After EPA communications lockdown, environmental agencies 'terrified' of Trump

By Dan Merica and Rene Marsh CNN

WASHINGTON (CNN) -- Employees at the Interior Department and the Environmental Protection Agency -- where career employees have been instructed to cease almost all communications with audiences outside the agency -- are feeling the Trump administration's crackdown on federal agencies more than most, leaving some employees "terrified."

EPA employees have been instructed not to release press releases, publish blog posts or post anything on social media.

"These restrictions are effective immediately and will remain in place until further direction is received from the new Administration's Beach Team," reads the memo written by Joanne Amorosi, the communications director at the EPA's Office of Administration and Resources Management.

"Incoming media requests will be carefully screened," Amorosi wrote. "No new content can be placed on any website. Only do clean up where essential."

Amorosi and other EPA employees in the resource management office did not respond to a request for comment.

White House press secretary Sean Spicer said there has been no specific directive to agencies. "There's nothing that comes from the White House," he said Wednesday.

Trump was outspoken during the campaign about wanting to curb environmental regulations that he said were hurting businesses. The President has also been a known climate change denier, tweeting in 2012 that "the concept of global warming was created by and for the Chinese in order to make US manufacturing non-competitive."

Since moving into the White House, though, Trump has called himself "an environmentalist," something most environmental activists take issue with.

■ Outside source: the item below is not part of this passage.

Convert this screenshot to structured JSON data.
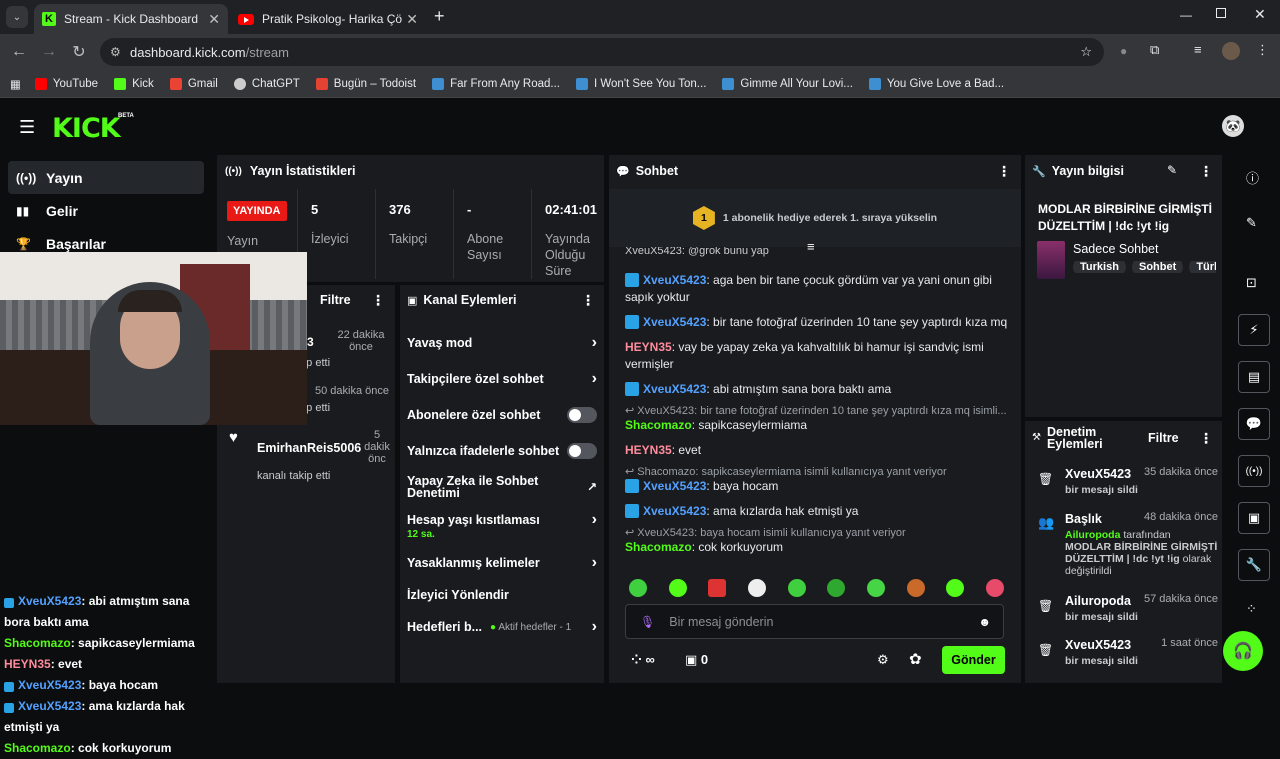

The communication lockdown memo, which went out Monday, comes days after representatives from the new administration asked the Interior Department's digital team to temporarily stop using Twitter after the National Park Service retweeted messages Friday that negatively compared the crowd sizes at Barack Obama's 2009 inauguration to Donald Trump's inauguration.

The lockdowns have led to widespread discontent inside government agencies that deal with climate change and environmental protections.

Career staffers at the Interior Department, which includes the Park Service, are "terrified" that their day-to-day operations could run afoul of the Trump administration's desires, a source with knowledge of the situation inside the government agency tells CNN.

Career staffers at the department were concerned about their job security before Friday's order regarding the Twitter account, but tensions are even higher now, the source says, leaving many at the department feeling like they have to be extra careful as they go about their daily routines because it is unclear what could set off the White House or Trump's political appointees.

House Minority Leader Nancy Pelosi said reports of gag orders to the EPA are "just appalling" and that the Trump administration seems "to be happy to be in a fact-free zone."

Speaking to reporters in the Capitol, Pelosi also addressed reports of efforts to take down climate change material on the EPA website, calling such activity a "deterioration of intellectual sources to prevent information to flow."

"That's what has made America great that we have open, we listen to ideas and exchange them and any country that doesn't does so to their own detriment," she said.

Jeremy Symons, a former career employee at the EPA who worked through the transition between President Bill Clinton and George W. Bush, said this sort of information lock down is "unprecedented."

"It didn't happen," Symons, who now works at the Environmental Defense Fund, said when asked whether anything like this happened during the Clinton-Bush transition. "This administration is walking into this transition... as though the impartial experts that keep the government running are political enemies and that is a mistake at EPA or any agency."

He added, "It bodes badly for what we should expect moving forward from here."

Trump agency websites are being closely watched both from inside and outside the government.

Badlands National Park's official Twitter account tweeted statistics about climate change on Tuesday, drawing attention from Democrats and others opposed to Trump administration policies. The tweets were up for mere hours before they were deleted.

In a statement, the Park Service blamed "a former employee who was not currently authorized to use the park's account" for the tweets.